Mannheim. Zum Spielzeitauftakt groovt das Schatzkistl enorm: Das Söhne Mannheims Jazz Department (SMJD) ist am Start. Und sie meinen es beim ersten von vier Auftritten in dieser Besetzung hörbar ernst mit dem Titel ihrer Abteilung: Jazz. Musikhochschulabsolvent und Gastmusiker Joe Reinhuber gebührt der erste Ton am Saxofon, schnell steigt Söhne-Drummer Ralf Gustke ein. Wie bei der großen Band bildet er mit Bassist Edward MacLean eine mal filigrane, mal kolossale Rhythmussektion. Und mit Gitarrist Kosho harmoniert er seit Jahrzehnten ohnehin blind. Dazu kommt mit dem Stuttgarter Martin Söros ein Freigeist an den Tasten, der gern mal eine anarchische Interferenz einstreut. Oft, wenn es allzu hübsch zu klingen droht.

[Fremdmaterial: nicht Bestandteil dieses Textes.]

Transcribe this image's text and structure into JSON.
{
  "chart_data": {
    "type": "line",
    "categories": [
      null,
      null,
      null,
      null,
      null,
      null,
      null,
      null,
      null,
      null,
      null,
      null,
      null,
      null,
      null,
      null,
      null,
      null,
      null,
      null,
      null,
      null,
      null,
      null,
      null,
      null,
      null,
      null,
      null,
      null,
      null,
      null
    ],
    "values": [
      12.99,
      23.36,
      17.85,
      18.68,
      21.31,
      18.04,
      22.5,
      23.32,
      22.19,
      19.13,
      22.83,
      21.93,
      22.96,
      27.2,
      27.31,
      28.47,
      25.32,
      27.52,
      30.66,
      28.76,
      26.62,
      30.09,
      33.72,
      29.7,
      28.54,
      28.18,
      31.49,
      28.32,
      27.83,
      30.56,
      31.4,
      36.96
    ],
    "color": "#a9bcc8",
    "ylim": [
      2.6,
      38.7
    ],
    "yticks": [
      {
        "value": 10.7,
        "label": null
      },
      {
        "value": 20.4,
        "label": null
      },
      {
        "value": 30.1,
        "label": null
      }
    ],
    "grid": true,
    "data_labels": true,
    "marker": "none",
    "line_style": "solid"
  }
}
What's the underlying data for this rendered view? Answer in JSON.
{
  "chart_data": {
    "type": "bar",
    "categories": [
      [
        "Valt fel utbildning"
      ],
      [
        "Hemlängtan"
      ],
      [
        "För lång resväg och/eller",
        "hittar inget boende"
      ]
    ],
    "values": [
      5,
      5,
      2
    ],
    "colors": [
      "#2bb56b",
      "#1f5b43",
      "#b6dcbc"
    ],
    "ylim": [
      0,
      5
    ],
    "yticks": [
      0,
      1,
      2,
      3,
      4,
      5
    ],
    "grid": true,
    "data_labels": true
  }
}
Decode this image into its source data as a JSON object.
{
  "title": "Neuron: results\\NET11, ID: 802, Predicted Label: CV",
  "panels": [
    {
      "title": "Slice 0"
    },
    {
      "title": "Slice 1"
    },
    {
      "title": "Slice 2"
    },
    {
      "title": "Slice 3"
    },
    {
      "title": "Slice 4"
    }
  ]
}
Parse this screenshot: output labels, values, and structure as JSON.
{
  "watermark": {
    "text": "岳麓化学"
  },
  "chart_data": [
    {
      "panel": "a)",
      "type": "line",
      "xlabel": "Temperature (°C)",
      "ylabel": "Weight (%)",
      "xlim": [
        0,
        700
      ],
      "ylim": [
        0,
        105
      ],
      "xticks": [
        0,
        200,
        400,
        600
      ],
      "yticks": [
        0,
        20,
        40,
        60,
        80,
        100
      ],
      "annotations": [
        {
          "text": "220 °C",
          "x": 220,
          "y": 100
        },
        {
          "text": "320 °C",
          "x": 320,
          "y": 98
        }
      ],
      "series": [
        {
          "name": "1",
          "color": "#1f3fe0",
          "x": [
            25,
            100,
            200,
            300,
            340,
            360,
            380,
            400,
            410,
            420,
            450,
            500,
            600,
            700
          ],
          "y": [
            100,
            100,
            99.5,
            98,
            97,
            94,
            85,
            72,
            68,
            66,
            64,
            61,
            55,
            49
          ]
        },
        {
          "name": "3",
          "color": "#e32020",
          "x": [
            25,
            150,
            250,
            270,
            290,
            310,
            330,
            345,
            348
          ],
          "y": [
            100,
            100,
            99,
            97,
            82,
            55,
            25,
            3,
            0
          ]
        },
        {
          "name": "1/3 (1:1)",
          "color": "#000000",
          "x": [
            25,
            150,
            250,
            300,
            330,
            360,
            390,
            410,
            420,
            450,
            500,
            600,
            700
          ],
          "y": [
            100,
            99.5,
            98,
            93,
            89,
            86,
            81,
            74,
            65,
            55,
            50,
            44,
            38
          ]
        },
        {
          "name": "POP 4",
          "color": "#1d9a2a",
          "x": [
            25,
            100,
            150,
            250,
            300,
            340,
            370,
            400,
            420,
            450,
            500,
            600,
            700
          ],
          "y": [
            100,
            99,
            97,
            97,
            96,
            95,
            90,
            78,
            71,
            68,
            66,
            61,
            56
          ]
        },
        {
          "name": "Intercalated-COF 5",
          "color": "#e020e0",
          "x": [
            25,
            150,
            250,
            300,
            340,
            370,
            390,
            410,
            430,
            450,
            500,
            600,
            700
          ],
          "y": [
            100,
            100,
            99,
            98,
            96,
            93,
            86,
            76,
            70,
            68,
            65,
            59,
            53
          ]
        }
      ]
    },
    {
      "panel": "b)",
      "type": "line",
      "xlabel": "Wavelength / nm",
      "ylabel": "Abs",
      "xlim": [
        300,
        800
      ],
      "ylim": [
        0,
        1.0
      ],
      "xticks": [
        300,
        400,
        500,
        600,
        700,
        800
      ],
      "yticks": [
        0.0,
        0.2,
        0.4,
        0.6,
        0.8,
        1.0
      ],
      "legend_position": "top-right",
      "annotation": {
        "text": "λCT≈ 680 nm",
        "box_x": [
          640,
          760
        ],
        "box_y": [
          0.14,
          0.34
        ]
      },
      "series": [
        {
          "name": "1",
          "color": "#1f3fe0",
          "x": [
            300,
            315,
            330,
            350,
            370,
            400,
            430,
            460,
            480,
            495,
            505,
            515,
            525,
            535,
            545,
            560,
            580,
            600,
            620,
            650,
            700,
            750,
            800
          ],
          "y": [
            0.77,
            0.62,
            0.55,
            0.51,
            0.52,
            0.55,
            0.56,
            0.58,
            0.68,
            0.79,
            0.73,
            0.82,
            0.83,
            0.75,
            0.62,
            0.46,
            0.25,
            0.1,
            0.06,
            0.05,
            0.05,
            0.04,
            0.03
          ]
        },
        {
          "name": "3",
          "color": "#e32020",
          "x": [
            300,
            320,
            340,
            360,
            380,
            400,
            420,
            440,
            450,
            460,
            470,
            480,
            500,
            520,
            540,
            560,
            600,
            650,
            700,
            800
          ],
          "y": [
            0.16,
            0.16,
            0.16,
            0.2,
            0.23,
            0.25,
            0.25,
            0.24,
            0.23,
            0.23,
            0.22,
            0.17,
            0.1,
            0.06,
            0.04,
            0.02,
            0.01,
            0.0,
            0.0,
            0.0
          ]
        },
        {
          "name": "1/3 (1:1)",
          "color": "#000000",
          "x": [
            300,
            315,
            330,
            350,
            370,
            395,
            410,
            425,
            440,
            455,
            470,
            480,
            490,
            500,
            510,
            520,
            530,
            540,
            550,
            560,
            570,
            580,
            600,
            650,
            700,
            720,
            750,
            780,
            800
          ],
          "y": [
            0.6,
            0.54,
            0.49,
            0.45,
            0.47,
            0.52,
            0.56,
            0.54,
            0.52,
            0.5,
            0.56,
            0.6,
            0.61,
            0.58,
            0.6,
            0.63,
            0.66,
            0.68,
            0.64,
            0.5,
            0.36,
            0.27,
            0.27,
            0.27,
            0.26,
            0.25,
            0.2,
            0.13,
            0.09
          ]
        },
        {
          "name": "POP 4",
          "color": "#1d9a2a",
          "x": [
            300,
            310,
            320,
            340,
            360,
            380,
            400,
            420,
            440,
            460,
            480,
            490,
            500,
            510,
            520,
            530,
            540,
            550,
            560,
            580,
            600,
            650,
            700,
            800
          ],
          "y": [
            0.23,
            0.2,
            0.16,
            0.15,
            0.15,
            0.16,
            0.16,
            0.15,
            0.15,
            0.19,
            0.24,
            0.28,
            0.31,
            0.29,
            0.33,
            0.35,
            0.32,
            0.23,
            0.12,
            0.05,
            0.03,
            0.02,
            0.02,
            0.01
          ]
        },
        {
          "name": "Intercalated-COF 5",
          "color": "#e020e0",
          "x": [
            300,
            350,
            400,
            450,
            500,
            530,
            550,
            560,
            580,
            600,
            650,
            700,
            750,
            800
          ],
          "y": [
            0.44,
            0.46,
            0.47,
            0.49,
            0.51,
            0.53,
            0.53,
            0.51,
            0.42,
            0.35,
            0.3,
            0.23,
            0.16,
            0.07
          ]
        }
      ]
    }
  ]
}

„Beam Me Up“, eine Eigenkomposition von Bandleader und Moderator MacLean, ist als erster Titel gut gewählt – die fünf Klassemusiker fangen unterhalb der Umlaufbahn gar nicht erst an. Mit „Das hat die Welt noch nicht gesehen“ folgt die erste von (nur) drei großen Balladen der Söhne, neben „Volle Kraft voraus“ und „Zurück zu Dir“. Deren melodisches Material vor allem Söros immer wieder virtuos zerlegt, um im Refrain verlässlich den Wiedererkennungswert zu bedienen. Das ist live noch radikaler verjazzt als auf dem Album „Söhne Mannheims Jazz Department“ (2020). Dass das Kern-Trio Gustke/Kosho/MacLean keine Lust hat, wie eine Coverband ihrer Hauptcombo zu wirken, sieht man schon daran, dass nur fünf von 14 Songs im Programm aus dem Söhne-Kosmos stammen. Das zeigt auch, dass ein absoluter Standard wie „On Green Dolphin Street“ früh auf der Setlist steht.
Große Klasse im kleinen Rahmen
Spannend wird es, als Rapper Metaphysics, festes Bandmitglied der Söhne seit 1999, dazu stößt. Er beweist nicht nur, dass ambitionierter Sprechgesang mit starkem Flow anschlussfähig zu allen Stilen ist – er zeigt mit eigenen Liedern und von ihm verfassten Söhne-Nummern auch seine Qualität als Songwriter. Allen voran „All Right Now“, der bandbiografische Bandformation zum 30. Jubiläum, der 1995 von Xavier Naidoo ersonnenen Formation. Weil es so gut fließt, rappt er den Hauptteil des Texts gleich zweimal. Und seine Gute-Laune-Nummer „Miracle“ wird lateinamerikanisch angehaucht zu einem der großen Abräumer.
Die lyrischen Parts von Koshos Gitarre und Reinhuber am Saxofon klingen großartig. Vor allem in Kate Bushs „Mother Stands For Comfort“, angelehnt an die Jazz-Version des US-Saxofonisten Walter Smith III. Noch besser wird die gut zweistündige Show, wenn es richtig zur Sache geht – auch mal Richtung Hardbop, Fusion und vor allem Funk. Bei seinem epischen Solo zum Finale des ersten Teils zeigt Gustke, dass er immer noch zu den besten Schlagzeugern der Republik zählt und bringt sogar die beiden lupenreinen Jazzer zum Staunen – und Lächeln.
Hier bekommt jeder Raum zur Entfaltung von großer Klasse im kleinen Rahmen – was insgesamt mehr Publikum verdient hätte, als am Donnerstag wohl ferienbedingt ins Schatzkistl kamen. Die Musiker funktionieren phasenweise auch in allen möglichen Konstellation vom Duo bis zum Sextett – bis hin zu Koshos Solonummer „Release“ als Sänger und Gitarrist.
Am Freitag folgte die besser besuchte zweite Show. In derselben Besetzung kann man das SMJD am 30. und 31. Januar noch einmal im zur Stammspielstätte avancierten Schatzkistl erleben.